Cytokinen zijn de boodschappermoleculen van het afweersysteem (immuunsysteem). Anders dan hormonen worden zij vaak door meerdere celtypen gemaakt en is hun concentratie in het bloed heel variabel. Cytokinen zijn belangrijk voor de gezondheid. Zij beïnvloeden welke afweerreacties op moeten treden, zij helpen infecties te bestrijden en sommige spelen een rol bij ontstekingen.

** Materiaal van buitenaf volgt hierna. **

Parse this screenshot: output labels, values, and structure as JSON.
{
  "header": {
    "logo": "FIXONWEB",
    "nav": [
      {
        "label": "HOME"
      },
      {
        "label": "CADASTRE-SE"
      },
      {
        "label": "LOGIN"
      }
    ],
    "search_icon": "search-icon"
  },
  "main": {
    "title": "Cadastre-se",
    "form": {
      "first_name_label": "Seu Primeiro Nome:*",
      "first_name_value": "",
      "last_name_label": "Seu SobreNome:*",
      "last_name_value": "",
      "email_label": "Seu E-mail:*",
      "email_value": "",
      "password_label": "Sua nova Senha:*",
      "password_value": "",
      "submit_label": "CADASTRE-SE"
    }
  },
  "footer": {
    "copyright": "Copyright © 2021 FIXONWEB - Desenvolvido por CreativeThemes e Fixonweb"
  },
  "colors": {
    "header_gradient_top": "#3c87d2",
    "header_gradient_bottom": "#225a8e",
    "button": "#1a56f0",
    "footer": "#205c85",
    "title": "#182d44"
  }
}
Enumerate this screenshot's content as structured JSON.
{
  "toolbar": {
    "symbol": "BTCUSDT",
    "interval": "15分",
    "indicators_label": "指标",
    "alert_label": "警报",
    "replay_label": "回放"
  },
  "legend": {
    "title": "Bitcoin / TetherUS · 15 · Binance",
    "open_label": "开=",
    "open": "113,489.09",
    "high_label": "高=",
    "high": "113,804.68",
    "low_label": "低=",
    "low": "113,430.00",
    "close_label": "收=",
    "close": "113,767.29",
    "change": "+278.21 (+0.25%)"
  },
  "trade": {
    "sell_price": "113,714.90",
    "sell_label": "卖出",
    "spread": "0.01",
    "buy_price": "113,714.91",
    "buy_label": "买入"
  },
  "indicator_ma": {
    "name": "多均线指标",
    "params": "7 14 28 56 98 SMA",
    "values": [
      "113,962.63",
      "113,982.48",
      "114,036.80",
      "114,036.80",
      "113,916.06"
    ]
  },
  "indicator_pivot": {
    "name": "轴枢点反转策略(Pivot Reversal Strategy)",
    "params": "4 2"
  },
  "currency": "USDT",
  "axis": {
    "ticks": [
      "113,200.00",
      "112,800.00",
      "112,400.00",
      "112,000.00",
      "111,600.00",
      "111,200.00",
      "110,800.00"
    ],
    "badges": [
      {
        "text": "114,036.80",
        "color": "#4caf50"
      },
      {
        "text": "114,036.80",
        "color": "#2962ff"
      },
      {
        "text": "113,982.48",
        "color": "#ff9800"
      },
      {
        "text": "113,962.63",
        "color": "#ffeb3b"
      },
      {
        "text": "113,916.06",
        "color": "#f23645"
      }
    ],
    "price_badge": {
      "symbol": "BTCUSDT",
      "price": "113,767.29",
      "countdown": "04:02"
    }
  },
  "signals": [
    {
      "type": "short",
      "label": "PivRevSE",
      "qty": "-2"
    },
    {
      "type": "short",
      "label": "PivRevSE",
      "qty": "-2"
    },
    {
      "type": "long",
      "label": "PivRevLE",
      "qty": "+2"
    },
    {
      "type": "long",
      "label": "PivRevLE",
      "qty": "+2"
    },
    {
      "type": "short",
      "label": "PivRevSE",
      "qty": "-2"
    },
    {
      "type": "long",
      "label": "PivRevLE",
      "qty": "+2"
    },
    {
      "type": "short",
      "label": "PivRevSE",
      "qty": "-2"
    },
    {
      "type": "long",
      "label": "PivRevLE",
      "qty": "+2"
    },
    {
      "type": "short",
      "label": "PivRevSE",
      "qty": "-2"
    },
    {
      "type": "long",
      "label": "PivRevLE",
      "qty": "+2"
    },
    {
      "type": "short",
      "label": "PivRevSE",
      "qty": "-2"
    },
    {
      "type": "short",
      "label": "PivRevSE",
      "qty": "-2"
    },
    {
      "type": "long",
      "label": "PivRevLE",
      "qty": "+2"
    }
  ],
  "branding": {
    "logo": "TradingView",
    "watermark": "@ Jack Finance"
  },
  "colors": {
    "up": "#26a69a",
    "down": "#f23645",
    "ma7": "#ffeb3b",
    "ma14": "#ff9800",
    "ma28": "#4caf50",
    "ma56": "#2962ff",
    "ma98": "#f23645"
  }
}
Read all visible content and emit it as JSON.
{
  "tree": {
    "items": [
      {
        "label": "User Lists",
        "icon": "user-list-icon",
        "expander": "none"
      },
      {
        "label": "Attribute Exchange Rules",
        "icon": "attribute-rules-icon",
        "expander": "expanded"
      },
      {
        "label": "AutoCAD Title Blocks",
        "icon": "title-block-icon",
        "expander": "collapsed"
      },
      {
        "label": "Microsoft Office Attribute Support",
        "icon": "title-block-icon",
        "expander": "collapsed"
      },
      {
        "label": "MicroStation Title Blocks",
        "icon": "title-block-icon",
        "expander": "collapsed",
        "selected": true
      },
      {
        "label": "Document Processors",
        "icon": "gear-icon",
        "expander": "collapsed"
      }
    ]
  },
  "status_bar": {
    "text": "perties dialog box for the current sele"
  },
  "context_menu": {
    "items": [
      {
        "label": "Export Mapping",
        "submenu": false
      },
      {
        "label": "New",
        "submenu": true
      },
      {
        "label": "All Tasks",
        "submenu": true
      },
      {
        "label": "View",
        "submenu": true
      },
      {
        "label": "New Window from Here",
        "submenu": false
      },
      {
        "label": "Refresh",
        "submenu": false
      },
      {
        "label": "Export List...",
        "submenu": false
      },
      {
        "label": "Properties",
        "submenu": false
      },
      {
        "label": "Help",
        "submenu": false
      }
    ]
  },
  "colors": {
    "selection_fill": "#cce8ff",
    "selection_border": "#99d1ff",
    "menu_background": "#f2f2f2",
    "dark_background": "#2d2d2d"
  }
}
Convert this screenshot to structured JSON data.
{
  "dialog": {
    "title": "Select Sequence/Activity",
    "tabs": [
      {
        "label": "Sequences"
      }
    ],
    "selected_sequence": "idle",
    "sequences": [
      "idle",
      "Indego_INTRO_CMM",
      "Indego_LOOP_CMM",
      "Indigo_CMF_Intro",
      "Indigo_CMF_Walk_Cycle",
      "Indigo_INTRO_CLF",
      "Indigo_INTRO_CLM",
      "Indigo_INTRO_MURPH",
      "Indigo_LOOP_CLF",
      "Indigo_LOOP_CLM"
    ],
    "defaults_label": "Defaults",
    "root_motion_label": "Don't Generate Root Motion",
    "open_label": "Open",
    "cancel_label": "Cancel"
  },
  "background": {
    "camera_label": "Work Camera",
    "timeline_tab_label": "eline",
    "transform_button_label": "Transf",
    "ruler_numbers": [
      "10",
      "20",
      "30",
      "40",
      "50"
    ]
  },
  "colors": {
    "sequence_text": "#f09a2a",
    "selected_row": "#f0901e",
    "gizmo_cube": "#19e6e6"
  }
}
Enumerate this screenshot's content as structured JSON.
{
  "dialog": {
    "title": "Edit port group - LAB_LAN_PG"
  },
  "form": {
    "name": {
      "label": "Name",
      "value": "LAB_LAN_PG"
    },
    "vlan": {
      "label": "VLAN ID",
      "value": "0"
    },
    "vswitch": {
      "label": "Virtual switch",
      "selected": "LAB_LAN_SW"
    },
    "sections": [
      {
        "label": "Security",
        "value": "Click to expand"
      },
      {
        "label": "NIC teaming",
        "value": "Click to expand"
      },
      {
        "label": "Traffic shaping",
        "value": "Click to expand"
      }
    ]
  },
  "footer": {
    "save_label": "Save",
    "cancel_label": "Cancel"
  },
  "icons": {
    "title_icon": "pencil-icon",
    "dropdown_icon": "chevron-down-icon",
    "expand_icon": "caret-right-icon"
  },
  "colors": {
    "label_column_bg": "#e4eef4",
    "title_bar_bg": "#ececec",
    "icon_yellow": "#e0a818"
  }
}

Een aantal cytokinen geeft signalen af aan de hersenen, ook aan het deel van de hersenen dat bij stress een rol speelt. Daarmee remmen ze de stressreacties, zodat er minder cortisol vrijkomt dat de afweerreacties zou kunnen remmen. De interacties tussen stressreacties en het afweersysteem zijn echter complex, en zijn in meer detail hier beschreven.


Receptoren

Cellen moeten de boodschappermoleculen kunnen herkennen en erop kunnen reageren. Daarvoor hebben cellen receptoren, een soort antennes, die neurotransmitters, hormonen of cytokinen kunnen binden. Steroide hormonen zoals cortisol zijn vet-oplosbaar en kunnen daarom door de celmembraan de cel binnen gaan. Daar binden ze vervolgens aan een receptor. De receptor wordt hierdoor geactiveerd. Daardoor kan het binden aan het DNA in de celkern en schakelt bepaalde genen aan of uit. Andere boodschappermoleculen kunnen dit niet en binden daarom aan receptoren die op de celmembraan staan. De receptor activeert vervolgens andere boodschappermoleculen die binnen in de cel zitten. Deze tweede boodschappermoleculen (de neurotransmitters, hormonen en cytokinen zijn de eerste boodschappermoleculen) veranderen vervolgens de activiteit van de cel. Receptoren voor adrenaline, noradrenaline, ACTH en CRF werken volgens dit principe.